= Orion (space telescope) =

Soviet ultraviolet spectrograph series

The Orion space telescopes were a series of two instruments flown aboard Soviet spacecraft during the 1970s to conduct ultraviolet spectroscopy of stars.

== Orion 1 ==
The Orion 1 space astrophysical observatory was installed in the orbital station Salyut 1. It was designed by Grigor Gurzadyan of Byurakan Observatory in Armenia, USSR. It was operated in June 1971 by crew member Viktor Patsayev, who thus became the first man to operate a telescope outside the Earth's atmosphere. Spectrograms of stars Vega and Beta Centauri between wavelengths 2000 and 3800 Å were obtained.

=== Specifications ===
- Ultraviolet telescope
- Optical system: Mersenne
- Spectrograph: Wadsworth
- Diameter of primary mirror: 280 mm
- Focal length: 1400 mm
- Spectral range: 2000–3800 Å
- Spectral resolution at wavelength 2600 Å: 5 Å
- Film: UFSh 4, width 16 mm, range of sensitivity: 4000–2500 Å, resolution better 130 lines/mm
- Cartridge capacity: 12m
- Stabilization: two-stage, inertial
- First stage: three-axis inertial stabilization of station Salyut 1;
- Fine guidance: via a star with accuracy 15 arcsec on each axis.
- Star sensor: of semi-disk (diameter of input: 70 mm; focal length: 450 mm), limiting stellar magnitude 5m.
- Mass: 170 kg

== Orion 2 ==
Orion 2 was installed onboard Soyuz 13 in December 1973, a spacecraft modified to become the first manned space observatory. The observatory was operated by crew member Valentin Lebedev. The designer of the observatory was Grigor Gurzadyan, then at Garni Space Astronomy Laboratory in Armenia. Ultraviolet spectrograms of thousands of stars to as faint as 13th stellar magnitude were obtained by a wide-angle meniscus telescope. The first satellite UV spectrogram of a planetary nebula (IC 2149) was obtained, revealing spectral lines of aluminum and titanium - elements not previously observed in planetary nebula.
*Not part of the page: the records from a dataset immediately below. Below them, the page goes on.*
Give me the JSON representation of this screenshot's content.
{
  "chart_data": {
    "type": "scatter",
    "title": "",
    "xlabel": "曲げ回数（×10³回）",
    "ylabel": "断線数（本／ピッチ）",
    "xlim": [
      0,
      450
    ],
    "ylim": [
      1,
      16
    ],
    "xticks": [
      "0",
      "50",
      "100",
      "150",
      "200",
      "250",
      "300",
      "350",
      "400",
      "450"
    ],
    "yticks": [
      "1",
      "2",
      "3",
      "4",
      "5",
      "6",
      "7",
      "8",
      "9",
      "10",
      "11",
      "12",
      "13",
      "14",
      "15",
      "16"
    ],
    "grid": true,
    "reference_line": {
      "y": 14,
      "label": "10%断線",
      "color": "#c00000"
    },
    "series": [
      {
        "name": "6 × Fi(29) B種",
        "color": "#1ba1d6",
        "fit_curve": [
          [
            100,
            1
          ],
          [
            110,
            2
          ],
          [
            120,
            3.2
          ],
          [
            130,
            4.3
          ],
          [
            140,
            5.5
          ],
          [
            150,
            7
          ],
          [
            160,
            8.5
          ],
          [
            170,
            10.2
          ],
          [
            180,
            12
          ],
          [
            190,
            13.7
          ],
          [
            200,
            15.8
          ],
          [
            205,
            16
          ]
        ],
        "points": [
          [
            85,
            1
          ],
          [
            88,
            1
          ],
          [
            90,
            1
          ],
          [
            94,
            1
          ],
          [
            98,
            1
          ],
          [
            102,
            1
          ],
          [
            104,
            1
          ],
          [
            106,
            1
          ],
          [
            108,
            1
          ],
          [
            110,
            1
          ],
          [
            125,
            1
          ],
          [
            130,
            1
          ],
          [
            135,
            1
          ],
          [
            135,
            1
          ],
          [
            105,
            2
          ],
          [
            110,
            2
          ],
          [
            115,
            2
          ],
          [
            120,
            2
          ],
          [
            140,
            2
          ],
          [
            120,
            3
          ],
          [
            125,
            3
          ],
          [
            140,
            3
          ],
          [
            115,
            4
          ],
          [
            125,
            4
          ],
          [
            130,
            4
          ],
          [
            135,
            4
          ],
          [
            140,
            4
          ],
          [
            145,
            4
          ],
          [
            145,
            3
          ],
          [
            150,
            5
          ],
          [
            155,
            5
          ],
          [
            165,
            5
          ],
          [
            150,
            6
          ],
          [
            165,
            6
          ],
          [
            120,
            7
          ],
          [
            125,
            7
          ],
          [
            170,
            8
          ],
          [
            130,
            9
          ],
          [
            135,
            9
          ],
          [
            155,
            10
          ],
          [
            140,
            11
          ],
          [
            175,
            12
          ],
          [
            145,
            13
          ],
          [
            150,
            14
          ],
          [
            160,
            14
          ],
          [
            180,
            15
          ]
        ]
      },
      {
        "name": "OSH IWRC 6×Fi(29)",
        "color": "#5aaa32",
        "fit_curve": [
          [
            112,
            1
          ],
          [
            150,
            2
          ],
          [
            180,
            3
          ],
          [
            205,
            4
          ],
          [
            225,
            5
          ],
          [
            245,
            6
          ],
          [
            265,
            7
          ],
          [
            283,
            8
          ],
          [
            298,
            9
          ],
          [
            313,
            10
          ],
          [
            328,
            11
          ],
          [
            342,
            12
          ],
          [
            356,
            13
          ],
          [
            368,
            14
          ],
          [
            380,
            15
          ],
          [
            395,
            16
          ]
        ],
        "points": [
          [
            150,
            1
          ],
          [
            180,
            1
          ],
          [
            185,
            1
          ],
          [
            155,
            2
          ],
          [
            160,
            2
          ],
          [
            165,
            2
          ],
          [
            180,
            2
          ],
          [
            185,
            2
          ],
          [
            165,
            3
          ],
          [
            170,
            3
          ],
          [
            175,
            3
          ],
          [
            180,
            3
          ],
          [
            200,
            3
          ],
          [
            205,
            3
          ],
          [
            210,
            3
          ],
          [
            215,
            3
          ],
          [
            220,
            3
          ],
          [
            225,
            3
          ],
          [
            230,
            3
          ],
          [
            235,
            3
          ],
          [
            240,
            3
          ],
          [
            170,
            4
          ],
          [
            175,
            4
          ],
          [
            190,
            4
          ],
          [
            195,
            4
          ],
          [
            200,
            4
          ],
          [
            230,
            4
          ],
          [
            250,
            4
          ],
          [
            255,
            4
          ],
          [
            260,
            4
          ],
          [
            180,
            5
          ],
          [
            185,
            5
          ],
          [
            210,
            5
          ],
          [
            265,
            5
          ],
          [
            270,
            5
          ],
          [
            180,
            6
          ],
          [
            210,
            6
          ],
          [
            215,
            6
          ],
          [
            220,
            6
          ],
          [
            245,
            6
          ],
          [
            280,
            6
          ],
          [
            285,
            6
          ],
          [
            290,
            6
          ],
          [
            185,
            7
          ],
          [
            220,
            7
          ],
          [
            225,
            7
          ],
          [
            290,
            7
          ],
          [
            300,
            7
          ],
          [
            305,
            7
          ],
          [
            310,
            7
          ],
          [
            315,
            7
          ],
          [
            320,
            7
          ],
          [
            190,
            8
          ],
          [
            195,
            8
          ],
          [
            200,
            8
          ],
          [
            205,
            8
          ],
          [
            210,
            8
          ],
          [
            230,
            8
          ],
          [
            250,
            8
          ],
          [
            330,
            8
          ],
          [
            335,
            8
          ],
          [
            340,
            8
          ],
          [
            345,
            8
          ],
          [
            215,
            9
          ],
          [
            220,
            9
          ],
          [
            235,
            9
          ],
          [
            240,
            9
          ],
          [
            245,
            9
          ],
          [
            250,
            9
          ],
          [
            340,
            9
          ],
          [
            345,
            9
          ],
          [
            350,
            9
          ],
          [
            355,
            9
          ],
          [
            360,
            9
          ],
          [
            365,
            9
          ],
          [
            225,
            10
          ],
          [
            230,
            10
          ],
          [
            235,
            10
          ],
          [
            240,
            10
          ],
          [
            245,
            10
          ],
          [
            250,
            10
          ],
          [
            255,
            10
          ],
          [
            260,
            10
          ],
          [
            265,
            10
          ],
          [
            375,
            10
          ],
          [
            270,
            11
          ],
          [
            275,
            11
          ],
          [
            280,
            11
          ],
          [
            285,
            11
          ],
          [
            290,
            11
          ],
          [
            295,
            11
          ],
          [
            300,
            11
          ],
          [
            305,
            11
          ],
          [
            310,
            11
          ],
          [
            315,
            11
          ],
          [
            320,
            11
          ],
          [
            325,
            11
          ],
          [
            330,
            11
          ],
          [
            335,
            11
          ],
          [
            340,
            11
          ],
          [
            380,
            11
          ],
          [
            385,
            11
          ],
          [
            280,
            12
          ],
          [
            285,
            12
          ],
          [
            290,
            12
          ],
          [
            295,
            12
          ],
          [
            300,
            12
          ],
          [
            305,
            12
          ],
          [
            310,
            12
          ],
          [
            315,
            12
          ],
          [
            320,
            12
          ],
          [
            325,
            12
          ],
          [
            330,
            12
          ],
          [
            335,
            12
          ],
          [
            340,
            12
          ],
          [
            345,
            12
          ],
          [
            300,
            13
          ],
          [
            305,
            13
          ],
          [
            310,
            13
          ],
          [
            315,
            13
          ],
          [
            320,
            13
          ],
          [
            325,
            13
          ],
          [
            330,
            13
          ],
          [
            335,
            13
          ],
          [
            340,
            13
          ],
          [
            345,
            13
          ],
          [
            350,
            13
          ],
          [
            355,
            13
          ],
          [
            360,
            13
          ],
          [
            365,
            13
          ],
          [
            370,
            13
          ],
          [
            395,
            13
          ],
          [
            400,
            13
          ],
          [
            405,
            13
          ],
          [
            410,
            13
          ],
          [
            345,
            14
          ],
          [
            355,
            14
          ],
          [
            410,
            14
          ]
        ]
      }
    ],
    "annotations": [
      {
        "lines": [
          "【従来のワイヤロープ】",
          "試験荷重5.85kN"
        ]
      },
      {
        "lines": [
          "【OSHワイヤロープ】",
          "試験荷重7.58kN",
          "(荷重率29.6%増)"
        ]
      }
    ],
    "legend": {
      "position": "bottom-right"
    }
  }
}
Two-photon emission in that planetary nebula and a remarkable star cluster in Auriga were also discovered.

=== Specifications ===
- Telescope: meniscus, Cassegrain (-Maksutov) system with an objective prism
- Primary mirror: 300 mm
- Focal length: 1000 mm
- Field of view: 5°
- Registration of spectrograms: film KODAK 103UV, diameter: 110 mm
- Spectral resolution: 8-29 Å at 2000-3000 Å
- Two star sensor sets: each containing a two-coordinate star sensor coaxial to telescope and one-coordinate one, in 45° to telescope axis.
- Two additional sidereal spectrographs.
- Three-axes guidance system accuracy: better than 5 arcsec on two cross-sectional axes of telescope (via star А), and better than 30 arcsec at optical axis (star B)
- Star sensors: input apertures: 80 and 60 mm; focal lengths: 500 and 240 mm; limiting stellar magnitudes: 3.5 and 3.0 m.